Specifying a limit does not guarantee that you'll get that many elements back, as there may not be that many left in the result.

Notes

Times

Note that, in operations having to do with time, this gem ignores anything beyond microseconds.

Efficiency

Jobba strives to do all of its operations as efficiently as possible using built-in Redis operations. If you find a place where the efficiency can be improved, please submit an issue or a pull request.

Single-clause queries (those with one where call) have been optimized. Jobba.all is a single-clause query. If you have lots of IDs, try to get by with single-clause queries. Multi-clause queries (including count) have to copy sets into temporary working sets where query clauses are ANDed together. This can be expensive for large datasets.
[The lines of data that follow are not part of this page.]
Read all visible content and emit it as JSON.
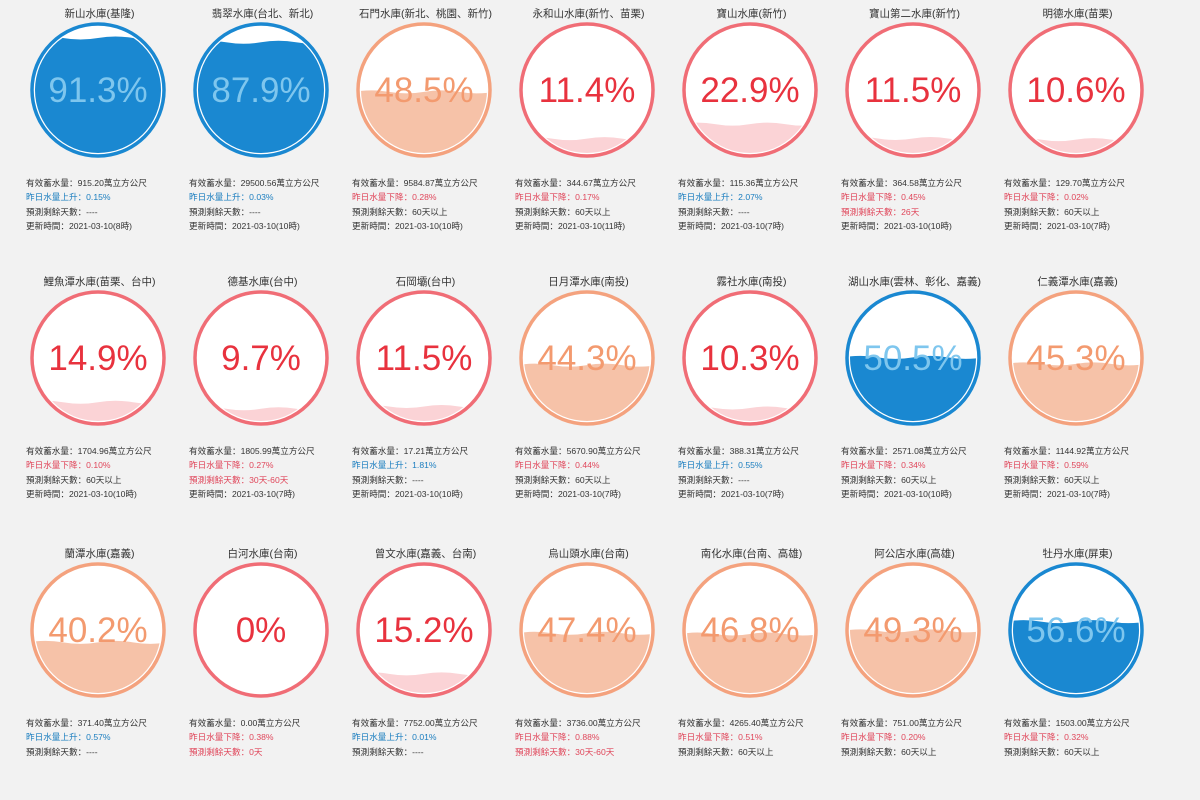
{
  "labels": {
    "storage_prefix": "有效蓄水量：",
    "forecast_prefix": "預測剩餘天數：",
    "updated_prefix": "更新時間："
  },
  "colors": {
    "blue": "#1a88d1",
    "blue_text": "#7ec6ee",
    "orange": "#f4a27e",
    "orange_fill": "#f6c2a8",
    "orange_text": "#f39a6f",
    "red": "#f06d76",
    "red_fill": "#fbd3d6",
    "red_text": "#e8323e"
  },
  "reservoirs": [
    {
      "name": "新山水庫(基隆)",
      "percent": "91.3%",
      "level": 0.913,
      "status": "blue",
      "storage": "有效蓄水量：915.20萬立方公尺",
      "change": "昨日水量上升：0.15%",
      "change_dir": "up",
      "forecast": "預測剩餘天數：----",
      "updated": "更新時間：2021-03-10(8時)"
    },
    {
      "name": "翡翠水庫(台北、新北)",
      "percent": "87.9%",
      "level": 0.879,
      "status": "blue",
      "storage": "有效蓄水量：29500.56萬立方公尺",
      "change": "昨日水量上升：0.03%",
      "change_dir": "up",
      "forecast": "預測剩餘天數：----",
      "updated": "更新時間：2021-03-10(10時)"
    },
    {
      "name": "石門水庫(新北、桃園、新竹)",
      "percent": "48.5%",
      "level": 0.485,
      "status": "orange",
      "storage": "有效蓄水量：9584.87萬立方公尺",
      "change": "昨日水量下降：0.28%",
      "change_dir": "down",
      "forecast": "預測剩餘天數：60天以上",
      "updated": "更新時間：2021-03-10(10時)"
    },
    {
      "name": "永和山水庫(新竹、苗栗)",
      "percent": "11.4%",
      "level": 0.114,
      "status": "red",
      "storage": "有效蓄水量：344.67萬立方公尺",
      "change": "昨日水量下降：0.17%",
      "change_dir": "down",
      "forecast": "預測剩餘天數：60天以上",
      "updated": "更新時間：2021-03-10(11時)"
    },
    {
      "name": "寶山水庫(新竹)",
      "percent": "22.9%",
      "level": 0.229,
      "status": "red",
      "storage": "有效蓄水量：115.36萬立方公尺",
      "change": "昨日水量上升：2.07%",
      "change_dir": "up",
      "forecast": "預測剩餘天數：----",
      "updated": "更新時間：2021-03-10(7時)"
    },
    {
      "name": "寶山第二水庫(新竹)",
      "percent": "11.5%",
      "level": 0.115,
      "status": "red",
      "storage": "有效蓄水量：364.58萬立方公尺",
      "change": "昨日水量下降：0.45%",
      "change_dir": "down",
      "forecast": "預測剩餘天數：26天",
      "updated": "更新時間：2021-03-10(10時)"
    },
    {
      "name": "明德水庫(苗栗)",
      "percent": "10.6%",
      "level": 0.106,
      "status": "red",
      "storage": "有效蓄水量：129.70萬立方公尺",
      "change": "昨日水量下降：0.02%",
      "change_dir": "down",
      "forecast": "預測剩餘天數：60天以上",
      "updated": "更新時間：2021-03-10(7時)"
    },
    {
      "name": "鯉魚潭水庫(苗栗、台中)",
      "percent": "14.9%",
      "level": 0.149,
      "status": "red",
      "storage": "有效蓄水量：1704.96萬立方公尺",
      "change": "昨日水量下降：0.10%",
      "change_dir": "down",
      "forecast": "預測剩餘天數：60天以上",
      "updated": "更新時間：2021-03-10(10時)"
    },
    {
      "name": "德基水庫(台中)",
      "percent": "9.7%",
      "level": 0.097,
      "status": "red",
      "storage": "有效蓄水量：1805.99萬立方公尺",
      "change": "昨日水量下降：0.27%",
      "change_dir": "down",
      "forecast": "預測剩餘天數：30天-60天",
      "updated": "更新時間：2021-03-10(7時)"
    },
    {
      "name": "石岡壩(台中)",
      "percent": "11.5%",
      "level": 0.115,
      "status": "red",
      "storage": "有效蓄水量：17.21萬立方公尺",
      "change": "昨日水量上升：1.81%",
      "change_dir": "up",
      "forecast": "預測剩餘天數：----",
      "updated": "更新時間：2021-03-10(10時)"
    },
    {
      "name": "日月潭水庫(南投)",
      "percent": "44.3%",
      "level": 0.443,
      "status": "orange",
      "storage": "有效蓄水量：5670.90萬立方公尺",
      "change": "昨日水量下降：0.44%",
      "change_dir": "down",
      "forecast": "預測剩餘天數：60天以上",
      "updated": "更新時間：2021-03-10(7時)"
    },
    {
      "name": "霧社水庫(南投)",
      "percent": "10.3%",
      "level": 0.103,
      "status": "red",
      "storage": "有效蓄水量：388.31萬立方公尺",
      "change": "昨日水量上升：0.55%",
      "change_dir": "up",
      "forecast": "預測剩餘天數：----",
      "updated": "更新時間：2021-03-10(7時)"
    },
    {
      "name": "湖山水庫(雲林、彰化、嘉義)",
      "percent": "50.5%",
      "level": 0.505,
      "status": "blue",
      "storage": "有效蓄水量：2571.08萬立方公尺",
      "change": "昨日水量下降：0.34%",
      "change_dir": "down",
      "forecast": "預測剩餘天數：60天以上",
      "updated": "更新時間：2021-03-10(10時)"
    },
    {
      "name": "仁義潭水庫(嘉義)",
      "percent": "45.3%",
      "level": 0.453,
      "status": "orange",
      "storage": "有效蓄水量：1144.92萬立方公尺",
      "change": "昨日水量下降：0.59%",
      "change_dir": "down",
      "forecast": "預測剩餘天數：60天以上",
      "updated": "更新時間：2021-03-10(7時)"
    },
    {
      "name": "蘭潭水庫(嘉義)",
      "percent": "40.2%",
      "level": 0.402,
      "status": "orange",
      "storage": "有效蓄水量：371.40萬立方公尺",
      "change": "昨日水量上升：0.57%",
      "change_dir": "up",
      "forecast": "預測剩餘天數：----",
      "updated": ""
    },
    {
      "name": "白河水庫(台南)",
      "percent": "0%",
      "level": 0,
      "status": "red",
      "storage": "有效蓄水量：0.00萬立方公尺",
      "change": "昨日水量下降：0.38%",
      "change_dir": "down",
      "forecast": "預測剩餘天數：0天",
      "updated": ""
    },
    {
      "name": "曾文水庫(嘉義、台南)",
      "percent": "15.2%",
      "level": 0.152,
      "status": "red",
      "storage": "有效蓄水量：7752.00萬立方公尺",
      "change": "昨日水量上升：0.01%",
      "change_dir": "up",
      "forecast": "預測剩餘天數：----",
      "updated": ""
    },
    {
      "name": "烏山頭水庫(台南)",
      "percent": "47.4%",
      "level": 0.474,
      "status": "orange",
      "storage": "有效蓄水量：3736.00萬立方公尺",
      "change": "昨日水量下降：0.88%",
      "change_dir": "down",
      "forecast": "預測剩餘天數：30天-60天",
      "updated": ""
    },
    {
      "name": "南化水庫(台南、高雄)",
      "percent": "46.8%",
      "level": 0.468,
      "status": "orange",
      "storage": "有效蓄水量：4265.40萬立方公尺",
      "change": "昨日水量下降：0.51%",
      "change_dir": "down",
      "forecast": "預測剩餘天數：60天以上",
      "updated": ""
    },
    {
      "name": "阿公店水庫(高雄)",
      "percent": "49.3%",
      "level": 0.493,
      "status": "orange",
      "storage": "有效蓄水量：751.00萬立方公尺",
      "change": "昨日水量下降：0.20%",
      "change_dir": "down",
      "forecast": "預測剩餘天數：60天以上",
      "updated": ""
    },
    {
      "name": "牡丹水庫(屏東)",
      "percent": "56.6%",
      "level": 0.566,
      "status": "blue",
      "storage": "有效蓄水量：1503.00萬立方公尺",
      "change": "昨日水量下降：0.32%",
      "change_dir": "down",
      "forecast": "預測剩餘天數：60天以上",
      "updated": ""
    }
  ]
}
Write from one; Read from many

Jobba assumes that any job is being run at one time by only one worker. Jobba makes no accomodations for multiple processes updating a Status at the same time; multiple processes reading of a Status are fine of course.

Development

By default, this gem uses fakeredis instead of real Redis. This is great most of the time, but occassionally fakeredis doesn't work exactly like real Redis. If you want to use real Redis, just set the USE_REAL_REDIS environment variable to true, e.g.

$> USE_REAL_REDIS=true rspec

Travis runs the specs with both fakeredis and real Redis.

Clauses need to implement three methods:

to_new_set - puts the IDs indicated by the clause into a new sorted set in redis
result_ids - used to get the IDs indicated by the clause when the clause is the only one in the query
result_count - used to get the count of IDs indicated by the clause when the clause is the only one in the query

TODO

Provide job min, max, and average durations.
Specs that test scale.
Move redis code in set_job_args, set_job_name, and save into set to match rest of code.